I have noticed a great number of system "Glitches" as of late. Recently while poking around explorer, i believe in my system32 dir, i noticed that every time I entered a subdirectory and existing to main dire, an "icon or file thumbnail" would flash on screen for an instant before disappearing completely. Later the same day, and since then, I have noticed a great many other disturbances on my pc. Such as; system hangs constantly (requiring taskmgr), loginui(sp?) failing, strange file types in my prefetch directory, and many more that i am quite frankly to tired to list. I know without a doubt that at least one logger, possibly up to six, have been installed on my pc, but i haven't the slightest idea of their filenames. To add insult to injury, my wife thought to help me out by deleting ALL of my pre-issue backups and images on both my hd and ext-hd and creating new backups with current files and structure. Is there anything I can do, or at least a way to save some of our more important documents and pictures without infecting a new/re-installed os? Fyi I'm running win 8.1, trend micro full pkg(all bells n whistles)
1 Answers
The title of the question is rather clear. The text of the question is not. I'm presuming that the actual question is, "How do I find all the keyloggers?"

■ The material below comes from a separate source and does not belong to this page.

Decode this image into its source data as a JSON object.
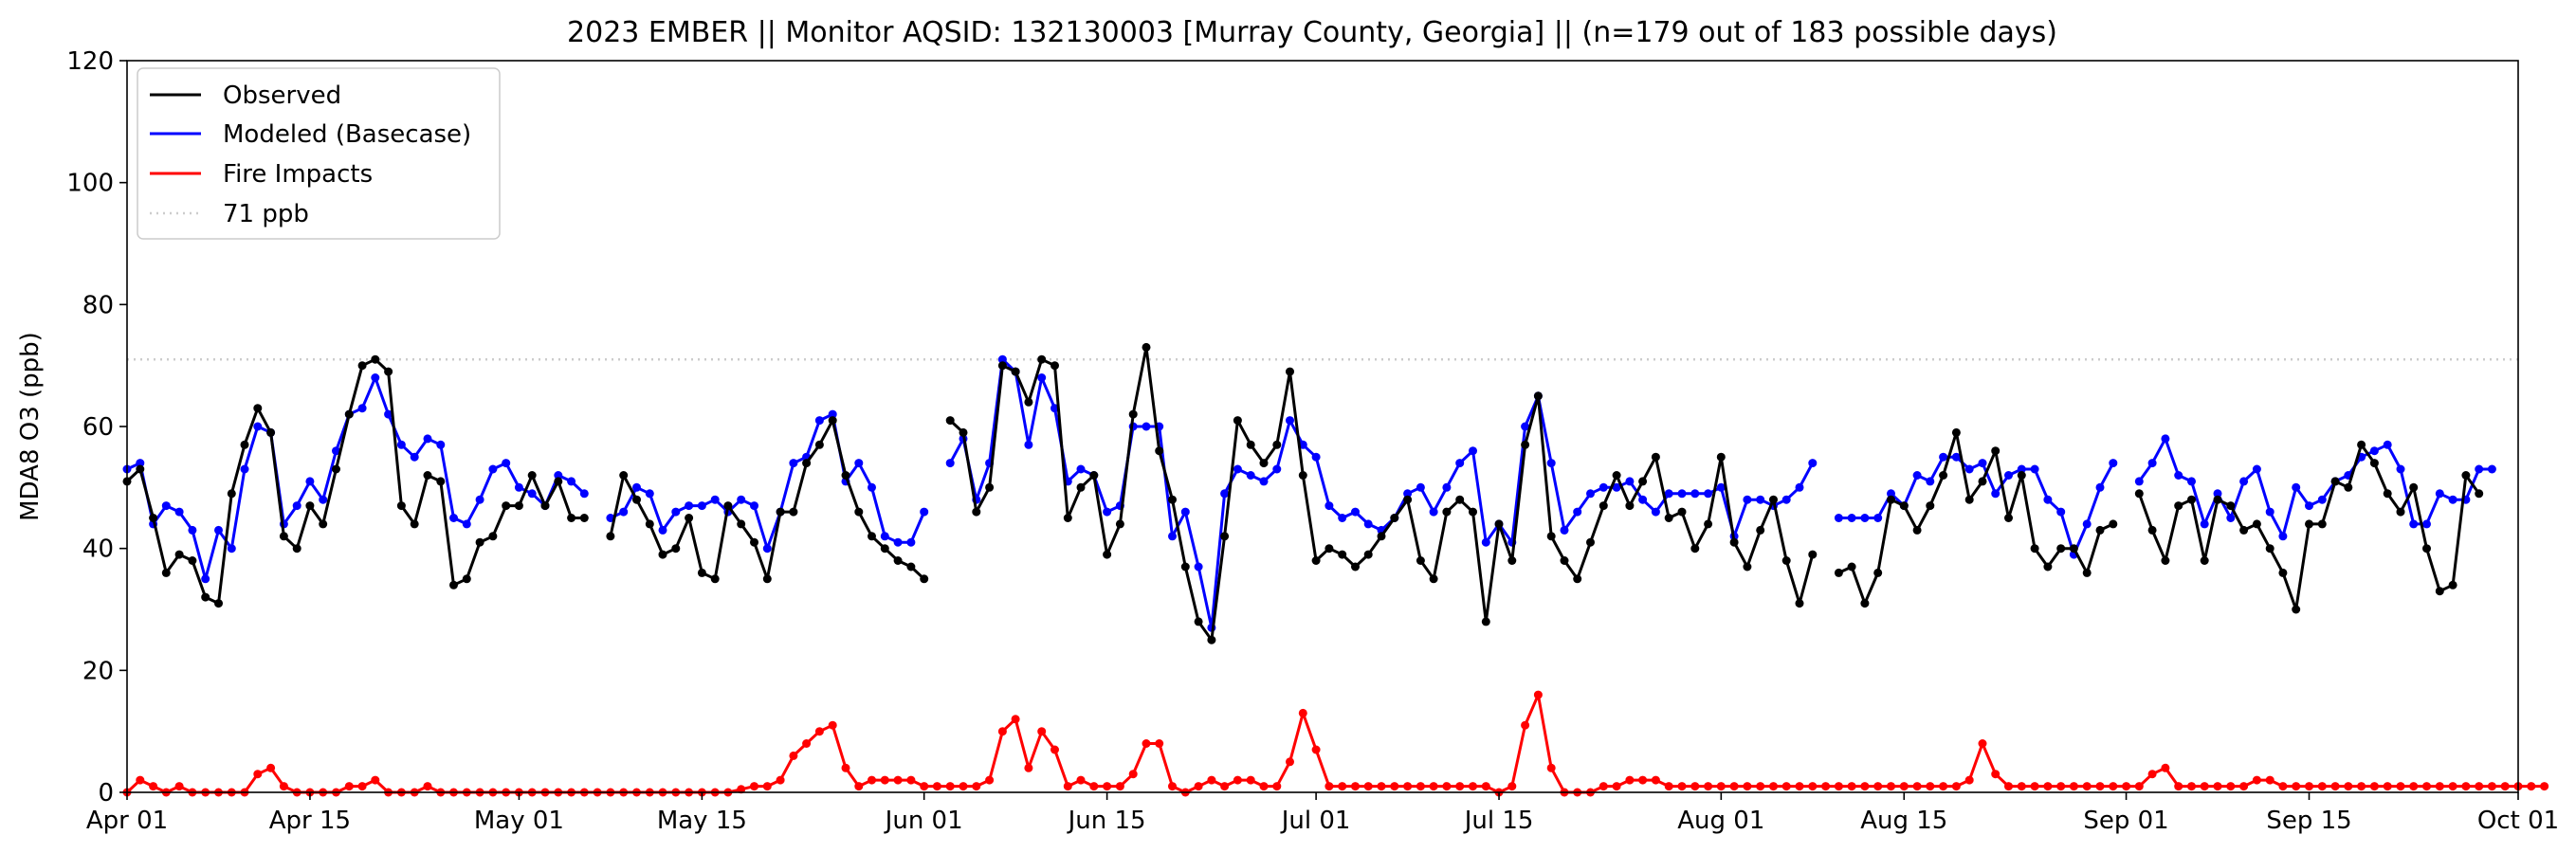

The answer: there is no clearly definite way of doing so. There is no magical command that is guaranteed to work. The reason why there is no strightforward guaranteed way is because the malicious software can modify your computer's behavior. For instance, the malicious software can alter the functionality of the "show files" operation, or an operation to "delete malicious file". Malicious code could hide the malicious file(s), or show the files and then falsely report that they were deleted. Simply looking at the screen is not a way that you can certainly tell the difference between authentic Microsoft Windows code, or malicious code that does a pixel-perfect job of looking like the real thing.

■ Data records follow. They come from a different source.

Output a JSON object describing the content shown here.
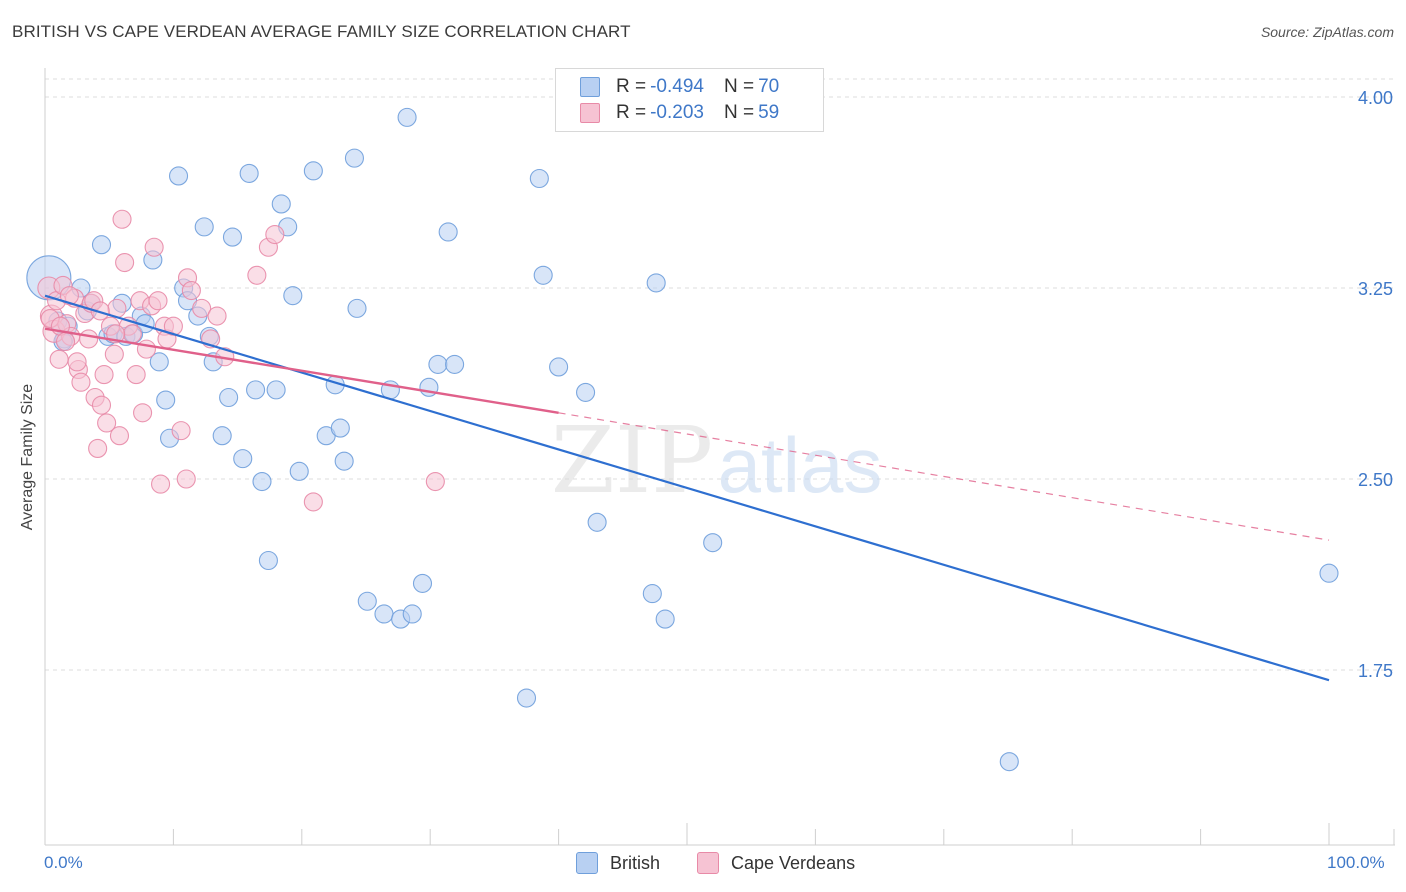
{
  "header": {
    "title": "BRITISH VS CAPE VERDEAN AVERAGE FAMILY SIZE CORRELATION CHART",
    "source": "Source: ZipAtlas.com"
  },
  "watermark": {
    "zip": "ZIP",
    "atlas": "atlas"
  },
  "colors": {
    "british_fill": "#b8d0f2",
    "british_stroke": "#6f9fdb",
    "british_line": "#2e6fd0",
    "cape_fill": "#f6c3d3",
    "cape_stroke": "#e88aa7",
    "cape_line": "#e0608a",
    "tick_text": "#3f78c8",
    "grid": "#dcdcdc"
  },
  "legend_top": {
    "rows": [
      {
        "r_label": "R = ",
        "r_value": "-0.494",
        "n_label": "N = ",
        "n_value": "70"
      },
      {
        "r_label": "R = ",
        "r_value": "-0.203",
        "n_label": "N = ",
        "n_value": "59"
      }
    ]
  },
  "legend_bottom": {
    "items": [
      "British",
      "Cape Verdeans"
    ]
  },
  "chart_data": {
    "type": "scatter",
    "title": "BRITISH VS CAPE VERDEAN AVERAGE FAMILY SIZE CORRELATION CHART",
    "xlabel": "",
    "ylabel": "Average Family Size",
    "xlim": [
      0,
      100
    ],
    "ylim": [
      1.0,
      4.12
    ],
    "x_tick_labels": [
      "0.0%",
      "100.0%"
    ],
    "y_ticks": [
      1.75,
      2.5,
      3.25,
      4.0
    ],
    "y_tick_labels": [
      "1.75",
      "2.50",
      "3.25",
      "4.00"
    ],
    "grid": true,
    "legend_position": "top-center",
    "series": [
      {
        "name": "British",
        "r": -0.494,
        "n": 70,
        "trend": {
          "x0": 0,
          "y0": 3.22,
          "x1": 100,
          "y1": 1.71
        },
        "points": [
          [
            0.3,
            3.29,
            22
          ],
          [
            1.0,
            3.12,
            9
          ],
          [
            1.5,
            3.05,
            9
          ],
          [
            1.8,
            3.1,
            9
          ],
          [
            2.8,
            3.25,
            9
          ],
          [
            3.3,
            3.16,
            9
          ],
          [
            3.6,
            3.19,
            9
          ],
          [
            4.4,
            3.42,
            9
          ],
          [
            4.9,
            3.06,
            9
          ],
          [
            5.3,
            3.07,
            9
          ],
          [
            6.0,
            3.19,
            9
          ],
          [
            6.3,
            3.06,
            9
          ],
          [
            6.9,
            3.07,
            9
          ],
          [
            7.5,
            3.14,
            9
          ],
          [
            7.8,
            3.11,
            9
          ],
          [
            8.4,
            3.36,
            9
          ],
          [
            8.9,
            2.96,
            9
          ],
          [
            9.4,
            2.81,
            9
          ],
          [
            9.7,
            2.66,
            9
          ],
          [
            10.4,
            3.69,
            9
          ],
          [
            10.8,
            3.25,
            9
          ],
          [
            11.1,
            3.2,
            9
          ],
          [
            11.9,
            3.14,
            9
          ],
          [
            12.4,
            3.49,
            9
          ],
          [
            12.8,
            3.06,
            9
          ],
          [
            13.1,
            2.96,
            9
          ],
          [
            13.8,
            2.67,
            9
          ],
          [
            14.3,
            2.82,
            9
          ],
          [
            14.6,
            3.45,
            9
          ],
          [
            15.4,
            2.58,
            9
          ],
          [
            15.9,
            3.7,
            9
          ],
          [
            16.4,
            2.85,
            9
          ],
          [
            16.9,
            2.49,
            9
          ],
          [
            17.4,
            2.18,
            9
          ],
          [
            18.0,
            2.85,
            9
          ],
          [
            18.4,
            3.58,
            9
          ],
          [
            18.9,
            3.49,
            9
          ],
          [
            19.3,
            3.22,
            9
          ],
          [
            19.8,
            2.53,
            9
          ],
          [
            20.9,
            3.71,
            9
          ],
          [
            21.9,
            2.67,
            9
          ],
          [
            22.6,
            2.87,
            9
          ],
          [
            23.0,
            2.7,
            9
          ],
          [
            23.3,
            2.57,
            9
          ],
          [
            24.1,
            3.76,
            9
          ],
          [
            24.3,
            3.17,
            9
          ],
          [
            25.1,
            2.02,
            9
          ],
          [
            26.4,
            1.97,
            9
          ],
          [
            26.9,
            2.85,
            9
          ],
          [
            27.7,
            1.95,
            9
          ],
          [
            28.2,
            3.92,
            9
          ],
          [
            28.6,
            1.97,
            9
          ],
          [
            29.4,
            2.09,
            9
          ],
          [
            29.9,
            2.86,
            9
          ],
          [
            30.6,
            2.95,
            9
          ],
          [
            31.4,
            3.47,
            9
          ],
          [
            31.9,
            2.95,
            9
          ],
          [
            37.5,
            1.64,
            9
          ],
          [
            38.5,
            3.68,
            9
          ],
          [
            38.8,
            3.3,
            9
          ],
          [
            40.0,
            2.94,
            9
          ],
          [
            42.1,
            2.84,
            9
          ],
          [
            43.0,
            2.33,
            9
          ],
          [
            47.3,
            2.05,
            9
          ],
          [
            47.6,
            3.27,
            9
          ],
          [
            48.3,
            1.95,
            9
          ],
          [
            52.0,
            2.25,
            9
          ],
          [
            75.1,
            1.39,
            9
          ],
          [
            100.0,
            2.13,
            9
          ],
          [
            1.4,
            3.04,
            9
          ]
        ]
      },
      {
        "name": "Cape Verdeans",
        "r": -0.203,
        "n": 59,
        "trend": {
          "x0": 0,
          "y0": 3.09,
          "x1": 40,
          "y1": 2.76
        },
        "trend_extension": {
          "x0": 40,
          "y0": 2.76,
          "x1": 100,
          "y1": 2.26
        },
        "points": [
          [
            0.3,
            3.25,
            11
          ],
          [
            0.5,
            3.14,
            11
          ],
          [
            0.7,
            3.08,
            11
          ],
          [
            0.9,
            3.2,
            9
          ],
          [
            1.1,
            2.97,
            9
          ],
          [
            1.4,
            3.26,
            9
          ],
          [
            1.7,
            3.11,
            9
          ],
          [
            2.0,
            3.06,
            9
          ],
          [
            2.3,
            3.21,
            9
          ],
          [
            2.6,
            2.93,
            9
          ],
          [
            2.8,
            2.88,
            9
          ],
          [
            3.1,
            3.15,
            9
          ],
          [
            3.4,
            3.05,
            9
          ],
          [
            3.6,
            3.19,
            9
          ],
          [
            3.9,
            2.82,
            9
          ],
          [
            4.1,
            2.62,
            9
          ],
          [
            4.4,
            2.79,
            9
          ],
          [
            4.6,
            2.91,
            9
          ],
          [
            4.8,
            2.72,
            9
          ],
          [
            5.1,
            3.1,
            9
          ],
          [
            5.4,
            2.99,
            9
          ],
          [
            5.6,
            3.17,
            9
          ],
          [
            5.8,
            2.67,
            9
          ],
          [
            6.0,
            3.52,
            9
          ],
          [
            6.2,
            3.35,
            9
          ],
          [
            6.5,
            3.1,
            9
          ],
          [
            6.8,
            3.07,
            9
          ],
          [
            7.1,
            2.91,
            9
          ],
          [
            7.4,
            3.2,
            9
          ],
          [
            7.6,
            2.76,
            9
          ],
          [
            7.9,
            3.01,
            9
          ],
          [
            8.3,
            3.18,
            9
          ],
          [
            8.5,
            3.41,
            9
          ],
          [
            8.8,
            3.2,
            9
          ],
          [
            9.0,
            2.48,
            9
          ],
          [
            9.3,
            3.1,
            9
          ],
          [
            9.5,
            3.05,
            9
          ],
          [
            10.0,
            3.1,
            9
          ],
          [
            10.6,
            2.69,
            9
          ],
          [
            11.1,
            3.29,
            9
          ],
          [
            11.4,
            3.24,
            9
          ],
          [
            11.0,
            2.5,
            9
          ],
          [
            12.2,
            3.17,
            9
          ],
          [
            12.9,
            3.05,
            9
          ],
          [
            13.4,
            3.14,
            9
          ],
          [
            14.0,
            2.98,
            9
          ],
          [
            16.5,
            3.3,
            9
          ],
          [
            17.4,
            3.41,
            9
          ],
          [
            17.9,
            3.46,
            9
          ],
          [
            20.9,
            2.41,
            9
          ],
          [
            30.4,
            2.49,
            9
          ],
          [
            0.4,
            3.13,
            9
          ],
          [
            1.2,
            3.1,
            9
          ],
          [
            1.9,
            3.22,
            9
          ],
          [
            2.5,
            2.96,
            9
          ],
          [
            3.8,
            3.2,
            9
          ],
          [
            4.3,
            3.16,
            9
          ],
          [
            5.5,
            3.07,
            9
          ],
          [
            1.6,
            3.04,
            9
          ]
        ]
      }
    ]
  }
}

This concept is famously discussed in "Reflections on Trusting Trust" (PDF), a paper by Ken Thompson, who created the C programming language and worked on Unix during its early existence.
You can try to fight your way through it. The generalized step is typically use use anti-malware ("anti-virus") software, some of which might provide a command line interface. There are cases where such software can effectively clean a system. Effectiveness of any single piece of software can vary; newer malicious software tends to be improving in ability to be challenging for anti-malware software to detect (and clean).
Other than that, the next simplest approach, which has a higher chance of working, is often to re-install the operating system.